Looking ahead, the resolution of the funding cliff is important, but it is also relatively short-term. Preventing future cliffs that have a disruptive effect on essential health center operations will help sustain the program over time and better ensure stability within the primary care system, a crucial dimension of access and quality.  One approach under discussion would extend the period of funding for health centers and the National Health Service Corps similar to the 10-year funding approach now established for CHIP. This strategy could enable health centers to make long-term operational decisions without concern over whether funding would be available from one year to the next.

State decisions on the ACA Medicaid expansion have also had a significant effect on the capacity of health centers to serve low-income communities. Health centers in states that expanded Medicaid have more sites, serve more patients, and are more likely to provide behavioral health and vision services than health centers in non-expansion states. The service delivery implications of 18 states opting not to expand Medicaid continue to limit health center capacity.

Finally, increasing access to care remains a key focus for health centers. Findings from the Health Center Patient Survey indicate that access to needed care for health center patients improved overall in the immediate period following implementation of the ACA. Increases in insurance coverage among health center patients, along with enhanced investment in the health center program, contributed to improvements in the ability of patients to get the care they need and in reduced delays in obtaining needed care. Access to preventive services, including annual physicals and flu shots, also improved. However, some patients continue to face barriers to care, particularly uninsured patients. Maintaining recent coverage gains through the Medicaid expansion and the Marketplaces and continued stable funding for health centers are important to ensuring patients in medically underserved and rural communities can access the care they need.

Additional funding support for this brief was provided to the George Washington University by the RCHN Community Health Foundation.


The data sources that informed this analysis include the federal Uniform Data System (UDS) as well as the Health Center Patient Survey. The UDS collects detailed data from health centers annually, including patient demographics, services provided, clinical processes and outcomes, patients’ use of services, costs, and revenues.
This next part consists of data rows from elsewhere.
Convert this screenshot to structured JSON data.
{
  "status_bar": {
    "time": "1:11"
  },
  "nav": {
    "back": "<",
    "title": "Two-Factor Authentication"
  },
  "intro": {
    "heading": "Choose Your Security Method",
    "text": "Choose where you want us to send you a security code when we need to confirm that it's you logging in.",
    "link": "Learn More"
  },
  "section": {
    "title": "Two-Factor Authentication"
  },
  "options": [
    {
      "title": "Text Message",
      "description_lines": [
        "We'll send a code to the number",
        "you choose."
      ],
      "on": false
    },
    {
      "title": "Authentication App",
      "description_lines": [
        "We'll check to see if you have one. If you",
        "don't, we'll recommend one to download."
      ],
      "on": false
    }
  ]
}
The data presented in this brief were collected in 2016, the most recent year for which data are available. Analyses by Medicaid expansion status were based upon states’ status by the end of 2016, when 19 states15 had not yet adopted the Medicaid expansion. Analyses by Medicaid expansion do not include data on health centers in US territories.
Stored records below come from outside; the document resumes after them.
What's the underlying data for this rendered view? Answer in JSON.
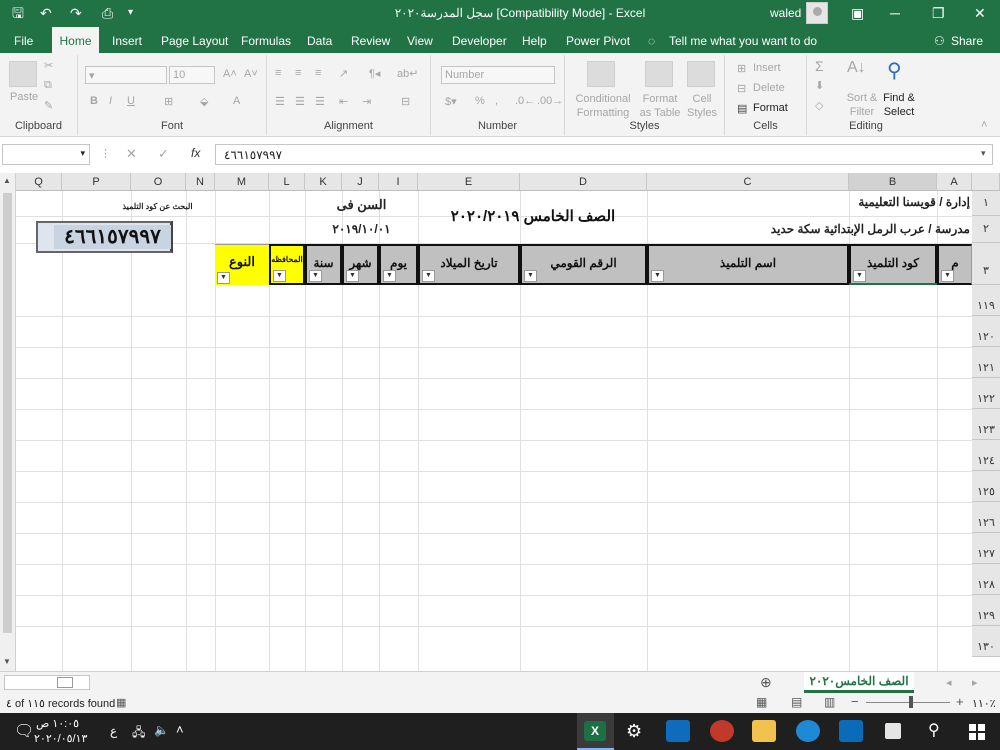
{
  "window": {
    "title": "سجل المدرسة٢٠٢٠ [Compatibility Mode] - Excel",
    "user": "waled"
  },
  "menu": [
    "File",
    "Home",
    "Insert",
    "Page Layout",
    "Formulas",
    "Data",
    "Review",
    "View",
    "Developer",
    "Help",
    "Power Pivot"
  ],
  "tell_me": "Tell me what you want to do",
  "share": "Share",
  "ribbon": {
    "clipboard": {
      "label": "Clipboard",
      "paste": "Paste"
    },
    "font": {
      "label": "Font",
      "size": "10",
      "bold": "B",
      "italic": "I",
      "underline": "U"
    },
    "alignment": {
      "label": "Alignment"
    },
    "number": {
      "label": "Number",
      "format": "Number"
    },
    "styles": {
      "label": "Styles",
      "conditional": "Conditional Formatting",
      "format_table": "Format as Table",
      "cell_styles": "Cell Styles"
    },
    "cells": {
      "label": "Cells",
      "insert": "Insert",
      "delete": "Delete",
      "format": "Format"
    },
    "editing": {
      "label": "Editing",
      "sort": "Sort & Filter",
      "find": "Find & Select"
    }
  },
  "formula_bar": {
    "fx": "fx",
    "value": "٤٦٦١٥٧٩٩٧"
  },
  "columns": [
    "A",
    "B",
    "C",
    "D",
    "E",
    "I",
    "J",
    "K",
    "L",
    "M",
    "N",
    "O",
    "P",
    "Q"
  ],
  "sheet": {
    "b1": "إدارة / قويسنا التعليمية",
    "b2": "مدرسة / عرب الرمل الإبتدائية سكة حديد",
    "e_title": "الصف الخامس ٢٠٢٠/٢٠١٩",
    "age_label": "السن فى",
    "age_date": "٢٠١٩/١٠/٠١",
    "search_label": "البحث عن كود التلميذ",
    "search_value": "٤٦٦١٥٧٩٩٧",
    "headers": {
      "m": "م",
      "code": "كود التلميذ",
      "name": "اسم التلميذ",
      "national": "الرقم القومي",
      "birth": "تاريخ الميلاد",
      "day": "يوم",
      "month": "شهر",
      "year": "سنة",
      "gov": "المحافظه",
      "gender": "النوع"
    }
  },
  "row_numbers": [
    "١",
    "٢",
    "٣",
    "١١٩",
    "١٢٠",
    "١٢١",
    "١٢٢",
    "١٢٣",
    "١٢٤",
    "١٢٥",
    "١٢٦",
    "١٢٧",
    "١٢٨",
    "١٢٩",
    "١٣٠"
  ],
  "sheet_tab": "الصف الخامس٢٠٢٠",
  "status": {
    "records": "٤ of ١١٥ records found",
    "zoom": "١١٠٪"
  },
  "taskbar": {
    "time": "١٠:٠٥ ص",
    "date": "٢٠٢٠/٠٥/١٣",
    "lang": "ع"
  }
}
The Health Center Patient Survey (HCPS) provides patient-level data on a number of measures, including sociodemographic characteristics, health conditions, health behaviors, access to and utilization of health care services, and satisfaction with health care services. HCPS data are collected every five years using in-person, one-on-one interviews and provide a nationally representative overview of patients who receive care at health centers. The data presented in this brief were drawn from 2009 and 2014, the first year of available data following implementation of the ACA coverage expansions. The analysis is restricted to nonelderly adults (age 18-64), the subset of patients most affected by the Medicaid expansion.
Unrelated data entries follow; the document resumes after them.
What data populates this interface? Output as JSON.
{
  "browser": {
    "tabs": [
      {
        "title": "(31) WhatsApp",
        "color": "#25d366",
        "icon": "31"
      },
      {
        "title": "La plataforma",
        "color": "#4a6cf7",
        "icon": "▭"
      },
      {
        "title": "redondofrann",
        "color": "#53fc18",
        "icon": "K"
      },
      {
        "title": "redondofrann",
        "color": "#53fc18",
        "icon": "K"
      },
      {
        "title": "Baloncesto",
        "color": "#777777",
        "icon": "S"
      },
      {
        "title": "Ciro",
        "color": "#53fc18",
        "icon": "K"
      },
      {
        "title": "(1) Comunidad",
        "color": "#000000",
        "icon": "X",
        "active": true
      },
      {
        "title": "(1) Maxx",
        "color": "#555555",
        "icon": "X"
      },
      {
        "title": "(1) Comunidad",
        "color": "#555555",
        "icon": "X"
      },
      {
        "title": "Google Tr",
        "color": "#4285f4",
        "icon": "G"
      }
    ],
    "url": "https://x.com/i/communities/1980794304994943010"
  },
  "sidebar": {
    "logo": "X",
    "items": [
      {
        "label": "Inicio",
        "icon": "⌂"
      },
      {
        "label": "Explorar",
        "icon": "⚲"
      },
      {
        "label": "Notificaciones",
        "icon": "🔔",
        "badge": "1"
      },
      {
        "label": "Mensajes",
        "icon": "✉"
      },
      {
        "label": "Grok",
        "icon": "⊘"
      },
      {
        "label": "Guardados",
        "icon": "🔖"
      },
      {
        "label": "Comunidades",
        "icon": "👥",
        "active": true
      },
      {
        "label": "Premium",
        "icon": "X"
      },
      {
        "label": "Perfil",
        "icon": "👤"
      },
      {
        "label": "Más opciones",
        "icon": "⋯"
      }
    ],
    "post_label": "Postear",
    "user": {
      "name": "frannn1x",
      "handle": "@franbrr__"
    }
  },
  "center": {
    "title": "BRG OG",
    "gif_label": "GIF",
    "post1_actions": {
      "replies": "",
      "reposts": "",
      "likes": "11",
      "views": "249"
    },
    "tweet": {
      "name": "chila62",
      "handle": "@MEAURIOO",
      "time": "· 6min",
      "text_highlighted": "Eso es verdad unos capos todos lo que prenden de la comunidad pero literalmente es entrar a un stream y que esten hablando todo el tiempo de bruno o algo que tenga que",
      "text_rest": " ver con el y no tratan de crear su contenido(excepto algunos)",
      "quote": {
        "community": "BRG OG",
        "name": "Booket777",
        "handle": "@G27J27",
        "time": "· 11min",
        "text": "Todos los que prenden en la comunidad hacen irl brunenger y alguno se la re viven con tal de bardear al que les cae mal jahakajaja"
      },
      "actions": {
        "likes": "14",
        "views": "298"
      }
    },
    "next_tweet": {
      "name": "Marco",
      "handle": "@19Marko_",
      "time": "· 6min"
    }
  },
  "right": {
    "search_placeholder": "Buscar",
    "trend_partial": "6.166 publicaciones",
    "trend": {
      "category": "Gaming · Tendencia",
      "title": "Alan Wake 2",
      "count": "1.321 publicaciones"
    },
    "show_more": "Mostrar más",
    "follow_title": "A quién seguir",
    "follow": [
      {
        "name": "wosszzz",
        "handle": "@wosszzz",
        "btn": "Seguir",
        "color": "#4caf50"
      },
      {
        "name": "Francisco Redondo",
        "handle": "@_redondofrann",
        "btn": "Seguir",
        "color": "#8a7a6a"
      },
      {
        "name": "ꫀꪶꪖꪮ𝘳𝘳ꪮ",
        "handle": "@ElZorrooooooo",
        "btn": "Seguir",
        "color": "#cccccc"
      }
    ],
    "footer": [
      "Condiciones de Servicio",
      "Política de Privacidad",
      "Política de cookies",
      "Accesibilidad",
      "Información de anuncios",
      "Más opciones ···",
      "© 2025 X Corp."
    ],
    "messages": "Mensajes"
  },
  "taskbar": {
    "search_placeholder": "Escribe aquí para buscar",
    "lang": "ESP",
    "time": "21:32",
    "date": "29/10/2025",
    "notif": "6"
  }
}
In both years of the HCPS, all participants were asked whether they or their doctor believed they needed various types of health services, including medical care, dental care, and prescription medication. They were also asked whether they were unable to obtain or delayed in obtaining these services. This treatment could have been delivered by the health center or by another health care provider. Participants were also asked about past-year health services utilization for a number of measures, including flu shots, physical exams, and dental exams.